One of my favorite authors, Anne Lamott, once said, "My mind is a bad neighborhood I try not to go into alone." It seems that more and more of us are finding that being alone with our thoughts can be a truly terrifying activity. When was the last time you spent time doing nothing? Take out the social media and electronic distractions, and what do you have left when you are alone? Where does your mind go?
I came across a study recently that was too fascinating not to share. Many of you may have already read about it, but it got me thinking about how our minds work. The article was published in Science magazine, and the title was "Just think: The challenges of the disengaged mind." In this article, authors looked at 11 different scientific studies, and found that participants typically did not enjoy spending 6 to 15 minutes in a room by themselves with nothing to do but think. They found that the participants enjoyed doing mundane external activities much more, and that many preferred to administer electric shocks to themselves instead of being left alone with their thoughts. The conclusion that was drawn was that most people seem to prefer to be doing something rather than nothing, even if that something is negative. I notice this tendency in myself and how difficult it is to just sit and be, rather than do.
The set up of most of the studies was using college-student participants and having them spend time by themselves in an unadorned room (for 6 to 15 min, depending on the study) after storing all of their belongings, including cell phones and writing implements. The participants were typically asked to spend the time entertaining themselves with their thoughts, with the only rules being that they should remain in their seats and stay awake. After this thinking period, participants answered questions about how enjoyable the experience was and how hard it was to concentrate. Next the researchers wanted to find out if participants would enjoy themselves more if they have something to do. In this study, researchers randomly assigned participants to entertain themselves with their own thoughts or to engage in external activities (such as reading a book, listening to music, or surfing the Web). They asked the latter participants not to communicate with others (ex via texting or emailing), so that they could compare nonsocial external activities (such as reading) with a nonsocial internal activity (thinking). The results were that participants enjoyed the external activities much more than just thinking, found it easier to concentrate, and reported that their minds wandered less. The scientists then repeated these experiments again with non-college students and found similar results.This finding especially fascinated me: Many participants elected to receive negative stimulation over no stimulation—especially men. Sixty-seven percent of men (12 of 18) gave themselves at least one shock during the thinking period, not including one outlier who administered 190 shocks to himself! But what is striking is that simply being alone with their own thoughts for 15 min was apparently so aversive that it drove many participants to self-administer an electric shock that they had earlier said they would pay to avoid. What does that say about how much fear we as humans have of being alone with our thoughts?!

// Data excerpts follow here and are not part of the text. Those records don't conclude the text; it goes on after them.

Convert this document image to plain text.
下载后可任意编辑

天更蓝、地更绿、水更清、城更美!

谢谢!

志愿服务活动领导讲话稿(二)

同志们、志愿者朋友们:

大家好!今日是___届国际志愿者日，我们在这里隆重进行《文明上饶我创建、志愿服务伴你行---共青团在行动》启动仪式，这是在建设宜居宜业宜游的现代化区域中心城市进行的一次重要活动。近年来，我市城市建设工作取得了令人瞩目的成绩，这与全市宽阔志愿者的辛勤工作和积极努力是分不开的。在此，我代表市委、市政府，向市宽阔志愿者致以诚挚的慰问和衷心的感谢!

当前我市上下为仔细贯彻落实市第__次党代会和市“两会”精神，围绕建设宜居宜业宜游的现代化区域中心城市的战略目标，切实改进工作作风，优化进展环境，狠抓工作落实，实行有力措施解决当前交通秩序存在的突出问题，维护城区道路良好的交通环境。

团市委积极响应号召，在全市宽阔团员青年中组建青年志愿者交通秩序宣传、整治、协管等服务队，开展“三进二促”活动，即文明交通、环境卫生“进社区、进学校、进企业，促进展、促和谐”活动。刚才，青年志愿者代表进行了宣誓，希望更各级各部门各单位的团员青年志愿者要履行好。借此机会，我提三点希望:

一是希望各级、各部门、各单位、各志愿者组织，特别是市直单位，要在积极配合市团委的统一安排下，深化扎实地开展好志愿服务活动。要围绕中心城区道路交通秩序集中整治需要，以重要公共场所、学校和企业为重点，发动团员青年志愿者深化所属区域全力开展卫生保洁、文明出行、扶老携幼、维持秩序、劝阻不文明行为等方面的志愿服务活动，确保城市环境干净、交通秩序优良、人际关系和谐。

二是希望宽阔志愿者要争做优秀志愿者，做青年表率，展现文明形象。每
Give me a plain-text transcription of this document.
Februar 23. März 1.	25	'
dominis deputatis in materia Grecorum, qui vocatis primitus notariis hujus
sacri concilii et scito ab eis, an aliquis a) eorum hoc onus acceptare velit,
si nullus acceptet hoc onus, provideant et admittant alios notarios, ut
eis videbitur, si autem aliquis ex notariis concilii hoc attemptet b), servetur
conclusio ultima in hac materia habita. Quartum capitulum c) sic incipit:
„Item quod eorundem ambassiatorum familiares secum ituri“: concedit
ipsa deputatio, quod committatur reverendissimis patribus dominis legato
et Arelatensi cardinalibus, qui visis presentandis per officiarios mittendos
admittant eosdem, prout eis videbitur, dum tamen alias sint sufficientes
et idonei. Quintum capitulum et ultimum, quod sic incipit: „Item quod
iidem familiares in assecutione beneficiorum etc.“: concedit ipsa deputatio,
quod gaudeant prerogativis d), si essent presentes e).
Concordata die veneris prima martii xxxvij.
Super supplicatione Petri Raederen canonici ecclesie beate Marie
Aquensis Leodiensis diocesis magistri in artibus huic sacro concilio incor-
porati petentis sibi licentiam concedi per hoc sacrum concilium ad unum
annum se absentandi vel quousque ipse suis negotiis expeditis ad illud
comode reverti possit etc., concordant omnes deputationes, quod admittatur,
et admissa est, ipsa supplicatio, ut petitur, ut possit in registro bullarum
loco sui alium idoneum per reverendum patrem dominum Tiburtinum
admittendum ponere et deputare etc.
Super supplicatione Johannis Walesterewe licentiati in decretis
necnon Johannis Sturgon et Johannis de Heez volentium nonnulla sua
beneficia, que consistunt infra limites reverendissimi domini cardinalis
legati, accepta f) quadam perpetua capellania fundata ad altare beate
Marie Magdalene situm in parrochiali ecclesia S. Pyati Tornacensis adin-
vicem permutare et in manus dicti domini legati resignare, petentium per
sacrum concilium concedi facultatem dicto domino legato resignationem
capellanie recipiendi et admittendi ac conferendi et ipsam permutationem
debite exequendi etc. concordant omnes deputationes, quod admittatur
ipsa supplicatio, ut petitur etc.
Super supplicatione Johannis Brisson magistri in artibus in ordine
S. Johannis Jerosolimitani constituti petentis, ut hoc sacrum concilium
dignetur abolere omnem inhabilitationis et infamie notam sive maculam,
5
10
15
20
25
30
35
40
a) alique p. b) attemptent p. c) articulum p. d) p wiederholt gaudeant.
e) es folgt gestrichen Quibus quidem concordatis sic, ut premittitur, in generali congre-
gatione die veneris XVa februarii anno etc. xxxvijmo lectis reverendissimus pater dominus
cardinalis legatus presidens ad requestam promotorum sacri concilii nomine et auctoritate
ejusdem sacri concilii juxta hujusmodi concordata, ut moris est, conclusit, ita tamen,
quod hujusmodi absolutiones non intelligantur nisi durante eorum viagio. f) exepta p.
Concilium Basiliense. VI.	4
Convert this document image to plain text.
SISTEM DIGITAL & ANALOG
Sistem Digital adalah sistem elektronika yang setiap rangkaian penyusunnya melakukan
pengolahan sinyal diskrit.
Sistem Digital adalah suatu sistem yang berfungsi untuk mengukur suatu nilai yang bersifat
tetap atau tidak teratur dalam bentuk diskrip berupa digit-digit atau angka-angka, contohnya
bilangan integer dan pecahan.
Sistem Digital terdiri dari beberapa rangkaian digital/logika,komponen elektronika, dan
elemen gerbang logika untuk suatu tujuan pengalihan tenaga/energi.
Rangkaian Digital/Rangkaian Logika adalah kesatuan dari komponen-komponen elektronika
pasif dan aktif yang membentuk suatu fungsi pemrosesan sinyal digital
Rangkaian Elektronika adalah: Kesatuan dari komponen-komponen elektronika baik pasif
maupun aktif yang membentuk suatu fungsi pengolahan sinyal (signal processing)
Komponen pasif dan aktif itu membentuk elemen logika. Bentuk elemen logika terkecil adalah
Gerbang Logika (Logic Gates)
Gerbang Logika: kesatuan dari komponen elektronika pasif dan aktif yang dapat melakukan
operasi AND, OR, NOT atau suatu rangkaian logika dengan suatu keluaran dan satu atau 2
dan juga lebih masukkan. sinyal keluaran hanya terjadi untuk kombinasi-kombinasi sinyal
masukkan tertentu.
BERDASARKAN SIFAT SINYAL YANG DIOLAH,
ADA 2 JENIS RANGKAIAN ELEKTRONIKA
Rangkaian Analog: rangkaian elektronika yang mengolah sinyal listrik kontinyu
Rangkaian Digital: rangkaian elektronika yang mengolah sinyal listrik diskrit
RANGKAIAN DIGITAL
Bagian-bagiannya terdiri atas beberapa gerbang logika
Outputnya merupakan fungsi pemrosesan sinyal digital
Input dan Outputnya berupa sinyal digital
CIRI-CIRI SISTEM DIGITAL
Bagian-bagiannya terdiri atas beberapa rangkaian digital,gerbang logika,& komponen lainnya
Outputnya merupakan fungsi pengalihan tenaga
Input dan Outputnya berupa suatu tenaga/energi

This was a beautifully written quote at the end of the article: Research has shown that minds are difficult to control however, and it may be particularly hard to steer our thoughts in pleasant directions and keep them there. This may be why many people seek to gain better control of their thoughts with meditation and other techniques, with clear benefits. Without such training, people prefer doing to thinking, even if what they are doing is so unpleasant that they would normally pay to avoid it. The untutored mind does not like to be alone with itself.
As a therapist who gets to journey into many peoples thought processes, I can testify that minds are can be very tricky things to change. More often than not, I use CBT (cognitive behavioral therapy) to challenge client's thoughts and help them have more control over what script is running in their head. I also enjoy using the principles of mindfulness to help clients notice where their minds typically go, let go of the anxiety or depression, and just be still. It is much easier on paper than it is in reality, but the hard work of looking at your thoughts in therapy is completely worth it.